National Institutes of Health (NIH) scientists and colleagues report that an experimental vaccine given six weeks before exposure to Middle East respiratory syndrome coronavirus (MERS-CoV) fully protects rhesus macaques from disease. The vaccine also generated potentially protective MERS-CoV antibodies in blood drawn from vaccinated camels. A study detailing the synthetic DNA vaccine appears in the Aug. 19 Science Translational Medicine. MERS-CoV, which causes pneumonia deep in the lungs, emerged in 2012 and has sickened more than 1,400 people and killed 500, mostly in the Middle East and Asia.
Led by NIH-funded University of Pennsylvania scientists, the research team developed the investigational MERS vaccine by learning from previous vaccine studies of another coronavirus that causes severe acute respiratory syndrome (SARS). SARS sickened more than 8,000 people and killed more than 700 in 2003. The experimental MERS vaccine uses the S spike protein to generate immunity; because MERS-CoV undergoes mutations, the scientists created a "consensus" S protein by comparing all available MERS-CoV protein sequences. This synthetic protein has shown broad protection against different MERS-CoV types, the scientists report.

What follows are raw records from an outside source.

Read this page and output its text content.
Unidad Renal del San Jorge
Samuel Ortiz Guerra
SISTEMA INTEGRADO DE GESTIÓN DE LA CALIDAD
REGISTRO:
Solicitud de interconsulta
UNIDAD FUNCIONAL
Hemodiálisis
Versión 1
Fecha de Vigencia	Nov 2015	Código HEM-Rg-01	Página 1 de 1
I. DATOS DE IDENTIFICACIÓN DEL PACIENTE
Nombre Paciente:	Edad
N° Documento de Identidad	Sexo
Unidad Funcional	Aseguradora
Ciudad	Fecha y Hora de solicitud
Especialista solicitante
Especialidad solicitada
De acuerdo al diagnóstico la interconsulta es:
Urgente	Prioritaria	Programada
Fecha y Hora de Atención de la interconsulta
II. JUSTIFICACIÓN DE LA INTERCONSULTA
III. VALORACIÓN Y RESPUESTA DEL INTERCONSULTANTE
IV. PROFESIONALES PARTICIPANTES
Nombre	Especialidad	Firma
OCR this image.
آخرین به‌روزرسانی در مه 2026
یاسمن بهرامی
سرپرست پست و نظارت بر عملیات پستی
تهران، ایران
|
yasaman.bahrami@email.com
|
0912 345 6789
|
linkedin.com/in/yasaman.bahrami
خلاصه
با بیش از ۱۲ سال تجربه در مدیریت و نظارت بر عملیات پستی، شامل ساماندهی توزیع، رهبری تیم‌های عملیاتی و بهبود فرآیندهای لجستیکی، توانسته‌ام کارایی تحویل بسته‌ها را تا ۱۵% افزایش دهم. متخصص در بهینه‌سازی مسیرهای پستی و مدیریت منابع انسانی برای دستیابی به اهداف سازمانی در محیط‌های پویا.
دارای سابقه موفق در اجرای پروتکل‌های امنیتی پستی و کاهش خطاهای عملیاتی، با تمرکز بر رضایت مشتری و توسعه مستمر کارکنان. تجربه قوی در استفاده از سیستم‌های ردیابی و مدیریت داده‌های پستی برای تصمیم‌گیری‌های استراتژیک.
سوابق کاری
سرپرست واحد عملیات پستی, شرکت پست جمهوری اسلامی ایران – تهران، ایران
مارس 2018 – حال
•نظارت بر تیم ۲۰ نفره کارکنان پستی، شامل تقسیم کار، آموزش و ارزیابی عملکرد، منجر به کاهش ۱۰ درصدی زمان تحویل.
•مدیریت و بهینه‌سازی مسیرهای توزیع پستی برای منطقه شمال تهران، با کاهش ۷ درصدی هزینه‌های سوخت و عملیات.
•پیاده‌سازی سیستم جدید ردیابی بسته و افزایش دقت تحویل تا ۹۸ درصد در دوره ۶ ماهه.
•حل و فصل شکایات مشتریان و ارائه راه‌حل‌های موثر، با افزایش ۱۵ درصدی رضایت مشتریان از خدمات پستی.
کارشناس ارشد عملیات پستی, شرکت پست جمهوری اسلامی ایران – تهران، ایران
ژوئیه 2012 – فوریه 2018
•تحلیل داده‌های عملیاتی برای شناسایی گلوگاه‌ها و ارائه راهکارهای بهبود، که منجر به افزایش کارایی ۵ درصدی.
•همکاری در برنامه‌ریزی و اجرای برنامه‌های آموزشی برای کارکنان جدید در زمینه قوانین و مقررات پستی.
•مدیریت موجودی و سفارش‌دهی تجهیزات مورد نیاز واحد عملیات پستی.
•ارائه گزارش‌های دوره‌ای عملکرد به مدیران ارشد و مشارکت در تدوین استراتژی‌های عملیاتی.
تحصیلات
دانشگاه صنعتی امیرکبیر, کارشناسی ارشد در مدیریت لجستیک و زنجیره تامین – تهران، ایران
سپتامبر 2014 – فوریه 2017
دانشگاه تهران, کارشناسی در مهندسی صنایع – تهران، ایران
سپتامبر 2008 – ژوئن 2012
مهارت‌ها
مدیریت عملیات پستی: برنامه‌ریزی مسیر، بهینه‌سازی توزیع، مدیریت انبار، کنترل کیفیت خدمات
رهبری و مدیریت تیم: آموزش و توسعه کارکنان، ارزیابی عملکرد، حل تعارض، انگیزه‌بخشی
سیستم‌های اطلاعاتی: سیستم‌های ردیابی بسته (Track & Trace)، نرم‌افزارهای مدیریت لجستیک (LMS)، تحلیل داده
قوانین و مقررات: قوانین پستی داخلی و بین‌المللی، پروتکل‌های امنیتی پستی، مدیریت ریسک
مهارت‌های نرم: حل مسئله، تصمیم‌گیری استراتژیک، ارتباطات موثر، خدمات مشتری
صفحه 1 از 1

Collaborators included researchers from NIH's National Institute of Allergy and Infectious Diseases, Division of Intramural Research; Public Health Agency of Canada; Inovio Pharmaceuticals; the University of Washington; and the University of South Florida.
The rhesus macaques received low -or -high doses of the vaccine, although results showed no significant differences between the groups and antibody responses appeared after one or two immunizations regardless of dose. Next, the group plans to explore how to condense the six-week timeframe to establish protection, and they are hopeful the vaccine will become a candidate for use in camels and people.